Tuesday, August 22, 2006

Validating Another's Faith Journey

A few days ago, a friend wrote an interesting blog article about the need, from time to time, to deconstruct our thinking to ensure we're being critical enough of who we are and who we are becoming. I wrote a reply to his post. Afterwards, I haven't been able to get his words out of my head as I have been mulling over how deconstruction is such a vital exercise in a maturing faith.

And then, while still thinking of the need for deconstruction, I began to read Gnosticism and Other Vanished Christianities. Richard Valantasis, the professor of New Testament and Christian Origins as the Iliff School of Theology in Denver, CO, writes an interesting and easy to read book about the history of Gnosticism and the various theologies it represented. He also writes about certain Christian sects that were ultimately silenced by the 4th Century Church for ideas and teachings considered inconsistent with Christian theology. What makes Valantasis' book so interesting to me is how his enthusiasm and keen readability offers the reader a different perspective on Christianity than has been written in other Gnostic textbooks.

In this work, he shows how the early Christian church actually wasn't as single-minded as one might imagine. It was full of different ideas and different faith journeys that were at one time allowed to co-exist with other ideas. It wasn't until Constantine and the Council of Nicea in 325 C.E. that ultimately invalidated expressions of the faith that those in attendance found either too threatening or very much unlike their own faith journeys. Similar to Irenaeus' assault on Gnosticism in the Second Century, the Council of Nicea took anti-gnostic sentiment a step further and those different ideas were silenced and adherents to the invalidated faith journeys were excommunited and branded heretics. Valantasis expresses some sorrow that so many expressions of the faith journey have been silenced.

Marcus Borg writes a brilliant introduction to the book and explains his own consternation with the vanished Christianities. Summing up the reality that there have been many ways to be a Christian from the earliest times of Christianity, he implies the need to engage in deconstruction in order to examine the motives of those with the religious power to silence those without it.

But he also asks some very intriguing questions. "Are there some ways of being a Christian that aren't really Christian? To put that differently," he asks, "is every group that claims the name 'Christian' authentically Christian?"

Borg makes a good point: Just because someone is on a faith journey doesn't necessarily mean that journey is Christian. And more to the point, within our own Christianity, how much Jesus is too little, not enough, or too much (if there is such a position). When it comes to feretting out the differences, many progressive religious thinkers use the Augustinian addage, "In essentials unity, in non-essentials, liberty, in all things charity."

But what exactly are the essentials in our faith tradition and journey that must be adhered to and what is our responsibility in validating another person's faith journey? I face this question in my pastorate when internally I think that within a particular faith community, there is an expectation that we agree on certain issues. But outside of my faith community, how am I empowered to validate or invalidate another person's faith journey?

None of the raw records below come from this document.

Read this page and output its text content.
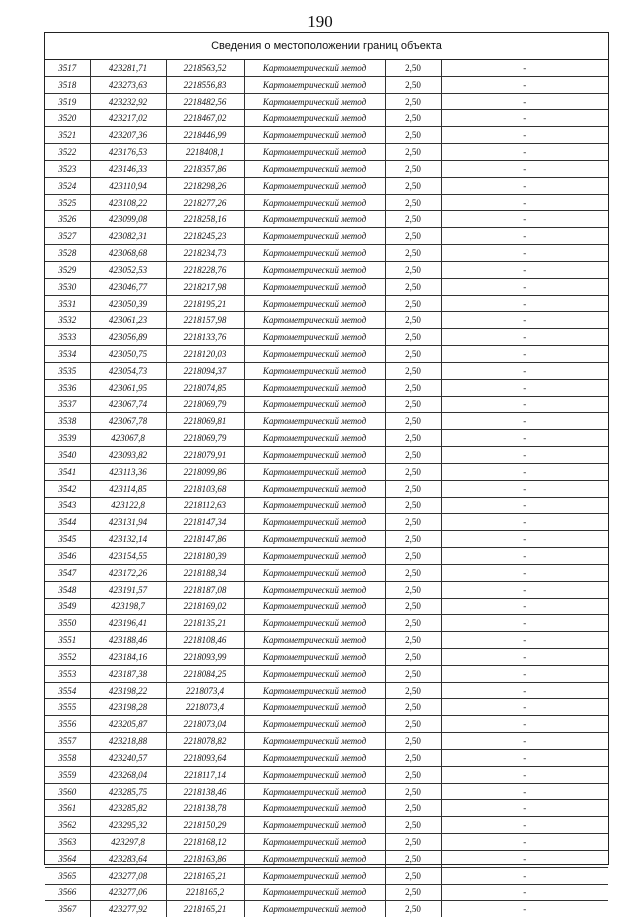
190
Сведения о местоположении границ объекта
3517	423281,71	2218563,52	Картометрический метод	2,50	-
3518	423273,63	2218556,83	Картометрический метод	2,50	-
3519	423232,92	2218482,56	Картометрический метод	2,50	-
3520	423217,02	2218467,02	Картометрический метод	2,50	-
3521	423207,36	2218446,99	Картометрический метод	2,50	-
3522	423176,53	2218408,1	Картометрический метод	2,50	-
3523	423146,33	2218357,86	Картометрический метод	2,50	-
3524	423110,94	2218298,26	Картометрический метод	2,50	-
3525	423108,22	2218277,26	Картометрический метод	2,50	-
3526	423099,08	2218258,16	Картометрический метод	2,50	-
3527	423082,31	2218245,23	Картометрический метод	2,50	-
3528	423068,68	2218234,73	Картометрический метод	2,50	-
3529	423052,53	2218228,76	Картометрический метод	2,50	-
3530	423046,77	2218217,98	Картометрический метод	2,50	-
3531	423050,39	2218195,21	Картометрический метод	2,50	-
3532	423061,23	2218157,98	Картометрический метод	2,50	-
3533	423056,89	2218133,76	Картометрический метод	2,50	-
3534	423050,75	2218120,03	Картометрический метод	2,50	-
3535	423054,73	2218094,37	Картометрический метод	2,50	-
3536	423061,95	2218074,85	Картометрический метод	2,50	-
3537	423067,74	2218069,79	Картометрический метод	2,50	-
3538	423067,78	2218069,81	Картометрический метод	2,50	-
3539	423067,8	2218069,79	Картометрический метод	2,50	-
3540	423093,82	2218079,91	Картометрический метод	2,50	-
3541	423113,36	2218099,86	Картометрический метод	2,50	-
3542	423114,85	2218103,68	Картометрический метод	2,50	-
3543	423122,8	2218112,63	Картометрический метод	2,50	-
3544	423131,94	2218147,34	Картометрический метод	2,50	-
3545	423132,14	2218147,86	Картометрический метод	2,50	-
3546	423154,55	2218180,39	Картометрический метод	2,50	-
3547	423172,26	2218188,34	Картометрический метод	2,50	-
3548	423191,57	2218187,08	Картометрический метод	2,50	-
3549	423198,7	2218169,02	Картометрический метод	2,50	-
3550	423196,41	2218135,21	Картометрический метод	2,50	-
3551	423188,46	2218108,46	Картометрический метод	2,50	-
3552	423184,16	2218093,99	Картометрический метод	2,50	-
3553	423187,38	2218084,25	Картометрический метод	2,50	-
3554	423198,22	2218073,4	Картометрический метод	2,50	-
3555	423198,28	2218073,4	Картометрический метод	2,50	-
3556	423205,87	2218073,04	Картометрический метод	2,50	-
3557	423218,88	2218078,82	Картометрический метод	2,50	-
3558	423240,57	2218093,64	Картометрический метод	2,50	-
3559	423268,04	2218117,14	Картометрический метод	2,50	-
3560	423285,75	2218138,46	Картометрический метод	2,50	-
3561	423285,82	2218138,78	Картометрический метод	2,50	-
3562	423295,32	2218150,29	Картометрический метод	2,50	-
3563	423297,8	2218168,12	Картометрический метод	2,50	-
3564	423283,64	2218163,86	Картометрический метод	2,50	-
3565	423277,08	2218165,21	Картометрический метод	2,50	-
3566	423277,06	2218165,2	Картометрический метод	2,50	-
3567	423277,92	2218165,21	Картометрический метод	2,50	-
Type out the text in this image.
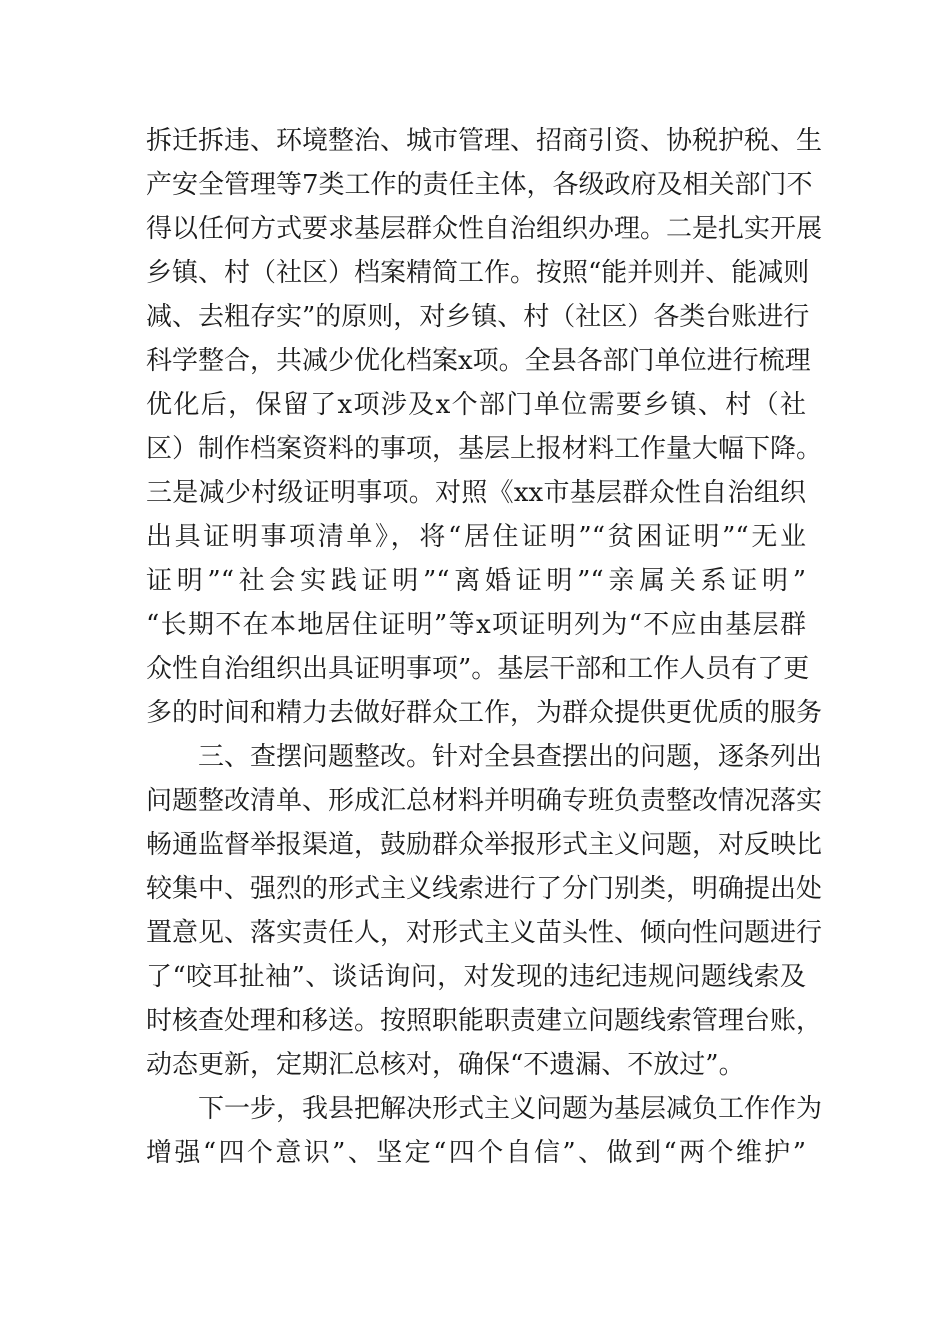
拆迁拆违、环境整治、城市管理、招商引资、协税护税、生
产安全管理等7类工作的责任主体，各级政府及相关部门不
得以任何方式要求基层群众性自治组织办理。二是扎实开展
乡镇、村（社区）档案精简工作。按照“能并则并、能减则
减、去粗存实”的原则，对乡镇、村（社区）各类台账进行
科学整合，共减少优化档案x项。全县各部门单位进行梳理
优化后，保留了x项涉及x个部门单位需要乡镇、村（社
区）制作档案资料的事项，基层上报材料工作量大幅下降。
三是减少村级证明事项。对照《xx市基层群众性自治组织
出具证明事项清单》，将“居住证明”“贫困证明”“无业
证明”“社会实践证明”“离婚证明”“亲属关系证明”
“长期不在本地居住证明”等x项证明列为“不应由基层群
众性自治组织出具证明事项”。基层干部和工作人员有了更
多的时间和精力去做好群众工作，为群众提供更优质的服务
三、查摆问题整改。针对全县查摆出的问题，逐条列出
问题整改清单、形成汇总材料并明确专班负责整改情况落实
畅通监督举报渠道，鼓励群众举报形式主义问题，对反映比
较集中、强烈的形式主义线索进行了分门别类，明确提出处
置意见、落实责任人，对形式主义苗头性、倾向性问题进行
了“咬耳扯袖”、谈话询问，对发现的违纪违规问题线索及
时核查处理和移送。按照职能职责建立问题线索管理台账，
动态更新，定期汇总核对，确保“不遗漏、不放过”。
下一步，我县把解决形式主义问题为基层减负工作作为
增强“四个意识”、坚定“四个自信”、做到“两个维护”
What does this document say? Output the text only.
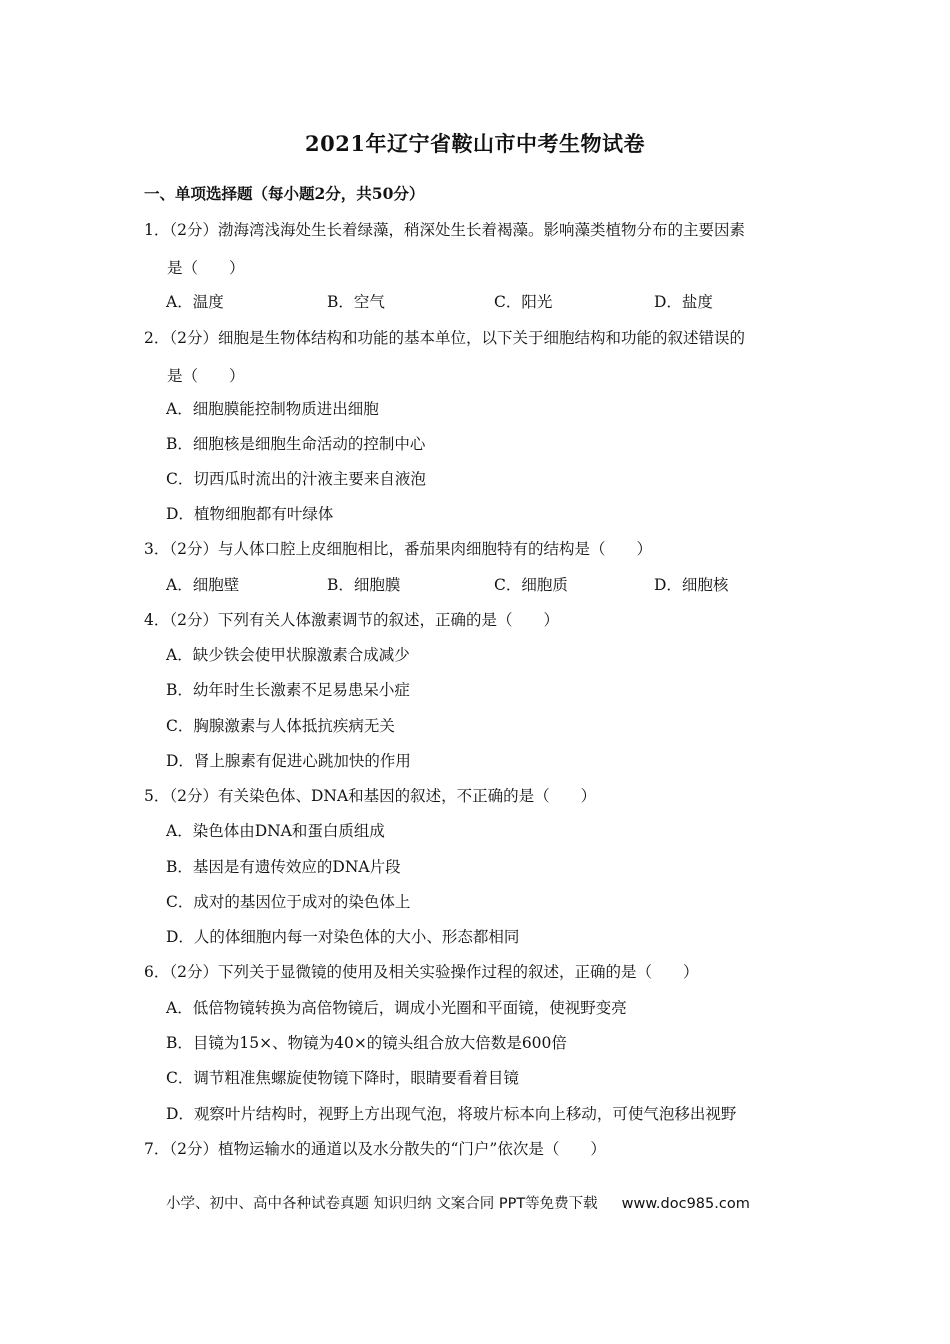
2021年辽宁省鞍山市中考生物试卷
一、单项选择题（每小题2分，共50分）
1．（2分）渤海湾浅海处生长着绿藻，稍深处生长着褐藻。影响藻类植物分布的主要因素
是（　　）
A．温度	B．空气	C．阳光	D．盐度
2．（2分）细胞是生物体结构和功能的基本单位，以下关于细胞结构和功能的叙述错误的
是（　　）
A．细胞膜能控制物质进出细胞
B．细胞核是细胞生命活动的控制中心
C．切西瓜时流出的汁液主要来自液泡
D．植物细胞都有叶绿体
3．（2分）与人体口腔上皮细胞相比，番茄果肉细胞特有的结构是（　　）
A．细胞壁	B．细胞膜	C．细胞质	D．细胞核
4．（2分）下列有关人体激素调节的叙述，正确的是（　　）
A．缺少铁会使甲状腺激素合成减少
B．幼年时生长激素不足易患呆小症
C．胸腺激素与人体抵抗疾病无关
D．肾上腺素有促进心跳加快的作用
5．（2分）有关染色体、DNA和基因的叙述，不正确的是（　　）
A．染色体由DNA和蛋白质组成
B．基因是有遗传效应的DNA片段
C．成对的基因位于成对的染色体上
D．人的体细胞内每一对染色体的大小、形态都相同
6．（2分）下列关于显微镜的使用及相关实验操作过程的叙述，正确的是（　　）
A．低倍物镜转换为高倍物镜后，调成小光圈和平面镜，使视野变亮
B．目镜为15×、物镜为40×的镜头组合放大倍数是600倍
C．调节粗准焦螺旋使物镜下降时，眼睛要看着目镜
D．观察叶片结构时，视野上方出现气泡，将玻片标本向上移动，可使气泡移出视野
7．（2分）植物运输水的通道以及水分散失的“门户”依次是（　　）
小学、初中、高中各种试卷真题 知识归纳 文案合同 PPT等免费下载 www.doc985.com
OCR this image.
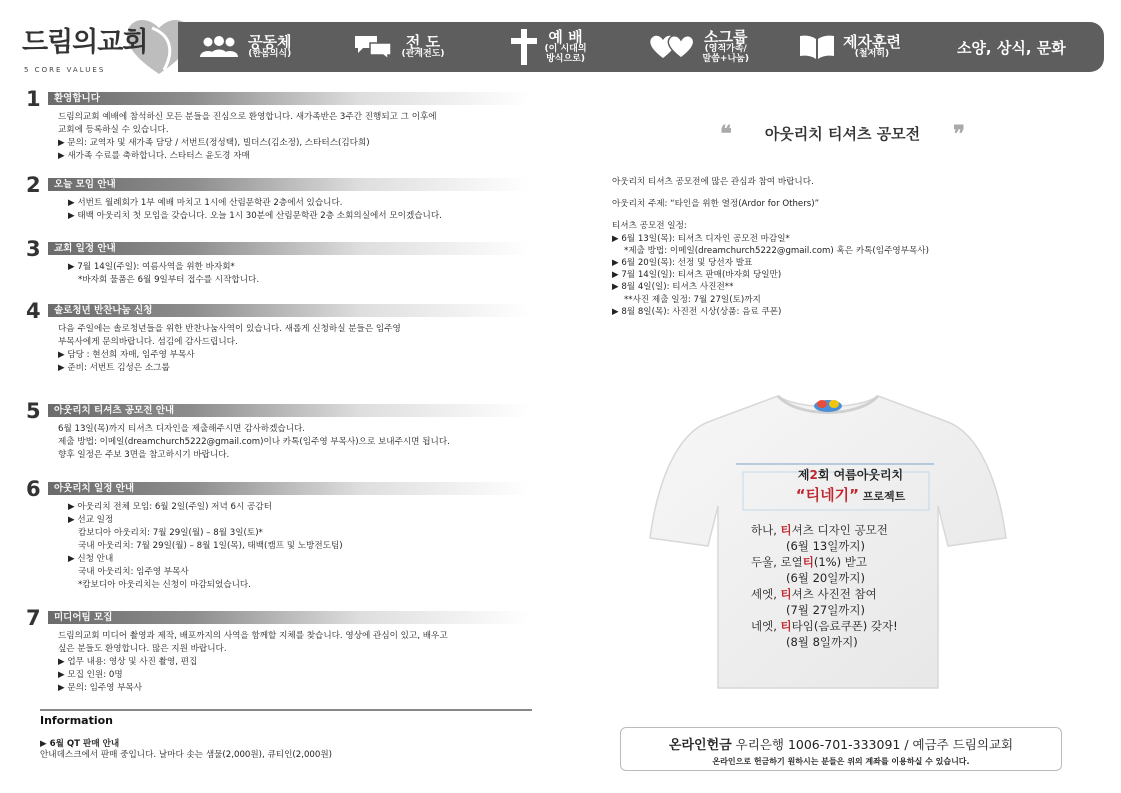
드림의교회
5 CORE VALUES
공동체
(한몸의식)
전 도
(관계전도)
예 배
(이 시대의
방식으로)
소그룹
(영적가족/
말씀+나눔)
제자훈련
(철저히)	소양, 상식, 문화
1 환영합니다
드림의교회 예배에 참석하신 모든 분들을 진심으로 환영합니다. 새가족반은 3주간 진행되고 그 이후에
교회에 등록하실 수 있습니다.
▶ 문의: 교역자 및 새가족 담당 / 서번트(정성택), 빌더스(김소정), 스타터스(김다희)
▶ 새가족 수료를 축하합니다. 스타터스 윤도경 자매
2 오늘 모임 안내
▶ 서번트 월례회가 1부 예배 마치고 1시에 산림문학관 2층에서 있습니다.
▶ 태백 아웃리치 첫 모임을 갖습니다. 오늘 1시 30분에 산림문학관 2층 소회의실에서 모이겠습니다.
3 교회 일정 안내
▶ 7월 14일(주일): 여름사역을 위한 바자회*
*바자회 물품은 6월 9일부터 접수를 시작합니다.
4 솔로청년 반찬나눔 신청
다음 주일에는 솔로청년들을 위한 반찬나눔사역이 있습니다. 새롭게 신청하실 분들은 임주영
부목사에게 문의바랍니다. 섬김에 감사드립니다.
▶ 담당 : 현선희 자매, 임주영 부목사
▶ 준비: 서번트 김성은 소그룹
5 아웃리치 티셔츠 공모전 안내
6월 13일(목)까지 티셔츠 디자인을 제출해주시면 감사하겠습니다.
제출 방법: 이메일(dreamchurch5222@gmail.com)이나 카톡(임주영 부목사)으로 보내주시면 됩니다.
향후 일정은 주보 3면을 참고하시기 바랍니다.
6 아웃리치 일정 안내
▶ 아웃리치 전체 모임: 6월 2일(주일) 저녁 6시 공감터
▶ 선교 일정
캄보디아 아웃리치: 7월 29일(월) – 8월 3일(토)*
국내 아웃리치: 7월 29일(월) – 8월 1일(목), 태백(캠프 및 노방전도팀)
▶ 신청 안내
국내 아웃리치: 임주영 부목사
*캄보디아 아웃리치는 신청이 마감되었습니다.
7 미디어팀 모집
드림의교회 미디어 촬영과 제작, 배포까지의 사역을 함께할 지체를 찾습니다. 영상에 관심이 있고, 배우고
싶은 분들도 환영합니다. 많은 지원 바랍니다.
▶ 업무 내용: 영상 및 사진 촬영, 편집
▶ 모집 인원: 0명
▶ 문의: 임주영 부목사
Information
▶ 6월 QT 판매 안내
안내데스크에서 판매 중입니다. 날마다 솟는 샘물(2,000원), 큐티인(2,000원)
❝ 아웃리치 티셔츠 공모전 ❞
아웃리치 티셔츠 공모전에 많은 관심과 참여 바랍니다.
아웃리치 주제: “타인을 위한 열정(Ardor for Others)”
티셔츠 공모전 일정:
▶ 6월 13일(목): 티셔츠 디자인 공모전 마감일*
*제출 방법: 이메일(dreamchurch5222@gmail.com) 혹은 카톡(임주영부목사)
▶ 6월 20일(목): 선정 및 당선자 발표
▶ 7월 14일(일): 티셔츠 판매(바자회 당일만)
▶ 8월 4일(일): 티셔츠 사진전**
**사진 제출 일정: 7월 27일(토)까지
▶ 8월 8일(목): 사진전 시상(상품: 음료 쿠폰)
제2회 여름아웃리치
“티네기” 프로젝트
하나, 티셔츠 디자인 공모전
(6월 13일까지)
두울, 로열티(1%) 받고
(6월 20일까지)
세엣, 티셔츠 사진전 참여
(7월 27일까지)
네엣, 티타임(음료쿠폰) 갖자!
(8월 8일까지)
온라인헌금 우리은행 1006-701-333091 / 예금주 드림의교회
온라인으로 헌금하기 원하시는 분들은 위의 계좌를 이용하실 수 있습니다.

Last night, I met with my Christian Education Committee as we are scheduling the Fall season of religious education, faith studies, social engagements, and church growth (yes, it is a committee with many responsibilities). One person had asked how it is we can be like the church in the next town that grew from 100 to 500 people in just a year? I responded that in order to become a church like that, we would have to change some of our expectations of our members. Being congregationalists, such a move might be an anethema to our faith tradition of personal and spiritual direction. I also explained that, if we want to 'require certain things of our members' (like outreach, specific monetary contributions, and accountability) we will have to engage our members in a way that at times leads with greater certainty than what we now engage with. To be successful in this pursuit, we would have to begin the arduous task of deconstructing why we do the things we do; but we must be cautious with the results of our deconstruction. And we must think carefully about our visions and re-envisonings.

And, as I told the Christian Ed Committee, many in the church have begun the task of beginning that very conversation. Our Good News Team is already in the process of such a deconstruction. I believe we are in the processes of rethinking and understanding why we do what we do. And, we hope to find some consensus along the way. How can we reach out to others if we haven't come to a concensus of who we all are.

All of these incidents, my book reading, the conversation with a friend, and the meeting with the Religious Education Committee are directing my thoughts about 'becoming' as well as 'who we already are' in terms of faith, faith journeys, and expectation. It is amazing to me how such conversations lend themselves to other ones--and how God's Spirit seems to be awakening in each of us the desire to construct and deconstruct our faith journeys. Honestly, it is a bit scary but certainly necessary if we are to discover within ourselves if and how we can be the children of God that God has created us to become.